The things you have regardless of your access to heat, light and water become apparent, too. Mostly in the form of relationships. People who will let you crash on their living room floor and have a hot shower even though it disrupts their normal day - or week. And when you have this, it’s important not just because it’s what keeps you going, surviving, and approximating normal, but because it makes you realize why people should be your priority.
I find myself looking back on what a normal day was last week, where I spent my time, what my priorities were. Why is it that these days, the ordinary comforts of normal – entertainment, internet access, the phone – so easily take precedent over the relationships that can actually sustain us in the physical, relationships that make us see the better parts of who we are?

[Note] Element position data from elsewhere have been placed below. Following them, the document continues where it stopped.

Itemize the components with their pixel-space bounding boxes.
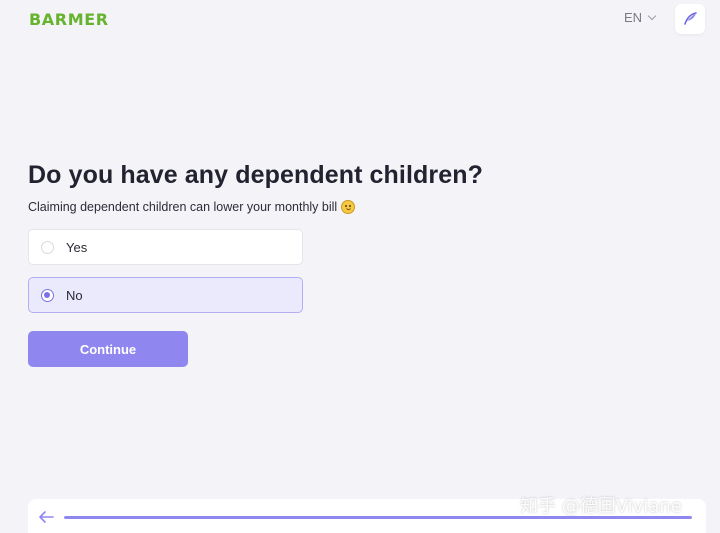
feather-pen-icon (684, 12, 697, 25)
page-title: Do you have any dependent children? (28, 161, 483, 189)
radio-no[interactable] (41, 288, 54, 302)
smiling-face-icon (341, 200, 356, 214)
edit-button[interactable] (675, 4, 705, 34)
barmer-logo[interactable]: BARMER (29, 10, 109, 29)
continue-button[interactable]: Continue (28, 331, 188, 367)
subtitle-text: Claiming dependent children can lower yo… (28, 200, 338, 214)
radio-yes[interactable] (41, 240, 54, 254)
option-yes-label: Yes (66, 239, 88, 255)
page-subtitle: Claiming dependent children can lower yo… (28, 200, 356, 214)
watermark: 知乎 @德国Viviane (520, 496, 682, 517)
language-label: EN (624, 10, 643, 25)
language-selector[interactable]: EN (624, 10, 657, 25)
option-no[interactable]: No (28, 277, 303, 313)
arrow-left-icon[interactable] (38, 510, 54, 524)
chevron-down-icon (647, 11, 657, 21)
option-no-label: No (66, 287, 83, 303)
page: BARMER EN Do you have any dependent chil… (0, 0, 720, 533)
option-yes[interactable]: Yes (28, 229, 303, 265)
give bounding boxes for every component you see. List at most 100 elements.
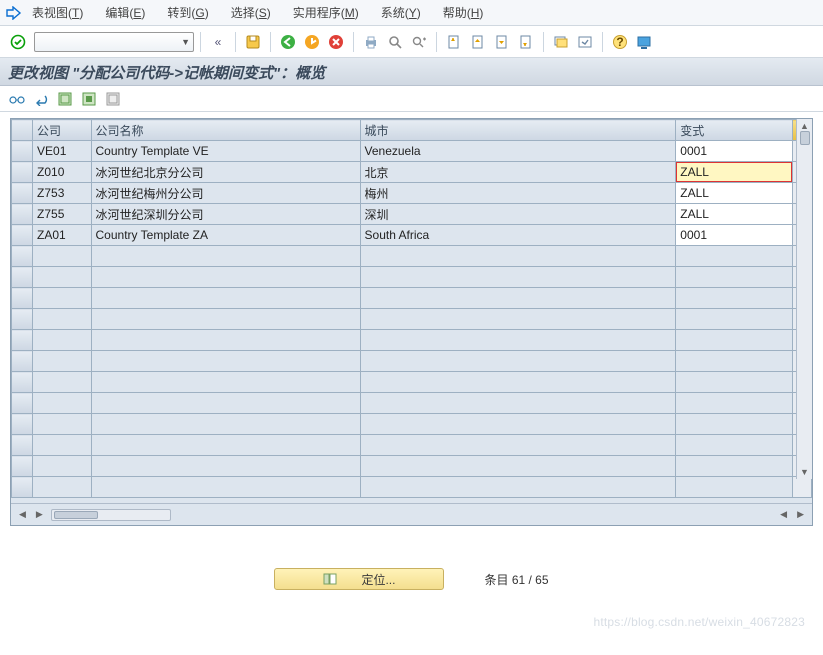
next-page-icon[interactable]	[491, 31, 513, 53]
page-title: 更改视图 "分配公司代码->记帐期间变式"：概览	[8, 65, 325, 82]
cell-city[interactable]: 北京	[360, 162, 676, 183]
cell-variant[interactable]: ZALL	[676, 204, 793, 225]
glasses-icon[interactable]	[8, 90, 26, 108]
menu-utilities[interactable]: 实用程序(M)	[293, 4, 359, 21]
col-city[interactable]: 城市	[360, 120, 676, 141]
hscroll-right-icon[interactable]: ▶	[34, 509, 45, 520]
col-variant[interactable]: 变式	[676, 120, 793, 141]
cancel-icon[interactable]	[325, 31, 347, 53]
table-row[interactable]: Z010 冰河世纪北京分公司 北京 ZALL	[12, 162, 812, 183]
menu-go-icon	[6, 6, 22, 20]
position-button[interactable]: 定位...	[274, 568, 444, 590]
undo-icon[interactable]	[32, 90, 50, 108]
hscroll-left-icon[interactable]: ◀	[17, 509, 28, 520]
position-icon	[323, 573, 337, 585]
table-row-empty	[12, 435, 812, 456]
app-toolbar	[0, 86, 823, 112]
row-selector[interactable]	[12, 183, 33, 204]
horizontal-scrollbar[interactable]: ◀ ▶ ◀ ▶	[11, 503, 812, 525]
hscroll-right2-icon[interactable]: ▶	[795, 509, 806, 520]
cell-city[interactable]: 深圳	[360, 204, 676, 225]
col-name[interactable]: 公司名称	[91, 120, 360, 141]
table-header-row: 公司 公司名称 城市 变式	[12, 120, 812, 141]
table-row-empty	[12, 477, 812, 498]
hscroll-left2-icon[interactable]: ◀	[778, 509, 789, 520]
cell-variant[interactable]: 0001	[676, 225, 793, 246]
create-session-icon[interactable]	[550, 31, 572, 53]
cell-code[interactable]: ZA01	[33, 225, 91, 246]
prev-page-icon[interactable]	[467, 31, 489, 53]
table-row[interactable]: Z753 冰河世纪梅州分公司 梅州 ZALL	[12, 183, 812, 204]
footer-bar: 定位... 条目 61 / 65	[0, 568, 823, 590]
table-row-empty	[12, 330, 812, 351]
menu-system[interactable]: 系统(Y)	[381, 4, 421, 21]
help-icon[interactable]: ?	[609, 31, 631, 53]
cell-code[interactable]: Z010	[33, 162, 91, 183]
scroll-up-icon[interactable]: ▲	[800, 121, 809, 131]
menu-select[interactable]: 选择(S)	[231, 4, 271, 21]
entry-count: 条目 61 / 65	[484, 571, 548, 588]
exit-icon[interactable]	[301, 31, 323, 53]
cell-name[interactable]: Country Template VE	[91, 141, 360, 162]
cell-variant[interactable]: ZALL	[676, 162, 793, 183]
row-selector[interactable]	[12, 141, 33, 162]
chevron-down-icon: ▼	[181, 37, 190, 47]
last-page-icon[interactable]	[515, 31, 537, 53]
table-row-empty	[12, 309, 812, 330]
table-row-empty	[12, 267, 812, 288]
history-back-button[interactable]: «	[207, 31, 229, 53]
save-icon[interactable]	[242, 31, 264, 53]
command-field[interactable]: ▼	[34, 32, 194, 52]
scroll-thumb[interactable]	[800, 131, 810, 145]
row-selector[interactable]	[12, 225, 33, 246]
table-row-empty	[12, 372, 812, 393]
data-table[interactable]: 公司 公司名称 城市 变式 VE01 Country Template VE V…	[11, 119, 812, 498]
menu-table-view[interactable]: 表视图(T)	[32, 4, 83, 21]
watermark: https://blog.csdn.net/weixin_40672823	[593, 615, 805, 629]
menu-help[interactable]: 帮助(H)	[443, 4, 484, 21]
table-row-empty	[12, 456, 812, 477]
cell-city[interactable]: Venezuela	[360, 141, 676, 162]
menu-bar: 表视图(T) 编辑(E) 转到(G) 选择(S) 实用程序(M) 系统(Y) 帮…	[0, 0, 823, 26]
cell-code[interactable]: VE01	[33, 141, 91, 162]
cell-name[interactable]: Country Template ZA	[91, 225, 360, 246]
svg-text:?: ?	[616, 35, 623, 49]
cell-name[interactable]: 冰河世纪北京分公司	[91, 162, 360, 183]
table-row-empty	[12, 246, 812, 267]
table-row-empty	[12, 393, 812, 414]
gui-options-icon[interactable]	[633, 31, 655, 53]
find-icon[interactable]	[384, 31, 406, 53]
shortcut-icon[interactable]	[574, 31, 596, 53]
row-selector[interactable]	[12, 204, 33, 225]
table-row[interactable]: VE01 Country Template VE Venezuela 0001	[12, 141, 812, 162]
row-selector-header[interactable]	[12, 120, 33, 141]
deselect-icon[interactable]	[104, 90, 122, 108]
col-company[interactable]: 公司	[33, 120, 91, 141]
find-next-icon[interactable]	[408, 31, 430, 53]
table-row[interactable]: ZA01 Country Template ZA South Africa 00…	[12, 225, 812, 246]
enter-icon[interactable]	[10, 34, 26, 50]
cell-city[interactable]: South Africa	[360, 225, 676, 246]
cell-code[interactable]: Z753	[33, 183, 91, 204]
table-row-empty	[12, 414, 812, 435]
row-selector[interactable]	[12, 162, 33, 183]
hscroll-track[interactable]	[51, 509, 171, 521]
menu-edit[interactable]: 编辑(E)	[105, 4, 145, 21]
menu-goto[interactable]: 转到(G)	[167, 4, 208, 21]
table-container: 公司 公司名称 城市 变式 VE01 Country Template VE V…	[10, 118, 813, 526]
first-page-icon[interactable]	[443, 31, 465, 53]
cell-code[interactable]: Z755	[33, 204, 91, 225]
table-row[interactable]: Z755 冰河世纪深圳分公司 深圳 ZALL	[12, 204, 812, 225]
cell-name[interactable]: 冰河世纪深圳分公司	[91, 204, 360, 225]
print-icon[interactable]	[360, 31, 382, 53]
cell-variant[interactable]: 0001	[676, 141, 793, 162]
back-icon[interactable]	[277, 31, 299, 53]
table-row-empty	[12, 288, 812, 309]
select-all-icon[interactable]	[56, 90, 74, 108]
cell-city[interactable]: 梅州	[360, 183, 676, 204]
scroll-down-icon[interactable]: ▼	[800, 467, 809, 477]
select-block-icon[interactable]	[80, 90, 98, 108]
cell-variant[interactable]: ZALL	[676, 183, 793, 204]
cell-name[interactable]: 冰河世纪梅州分公司	[91, 183, 360, 204]
vertical-scrollbar[interactable]: ▲ ▼	[796, 119, 812, 479]
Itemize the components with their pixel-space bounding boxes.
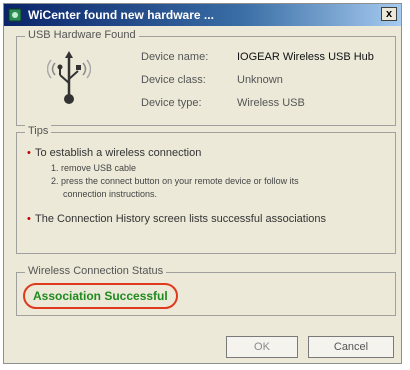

I’m still not sure how long my power will be out, how long my return to “normal” may take. And I’m okay with that. Because I’m hoping that by the time “normal” returns, I’ll have a new definition, new expectations to work with. To prioritize my time for the people in my life. To go out of my way to make the effort, regardless of whether or not anyone else does the same, regardless of how much time I have or what my excuses are that day.
Because I want the people in my life to know they matter more to me than internet access, shopping, and television shows. I want them to know I’d like to spend more time on their couch, and not just during an ice storm when my power’s knocked out.
What areas do you need to prioritize for relationships in? Who have you lost contact with that you need to call up, to invite over for dinner, mail a note to? Who do you need to e-mail, chat with, or catch up with on their blog?
And what are you doing that’s so important it keeps you from doing those things right now?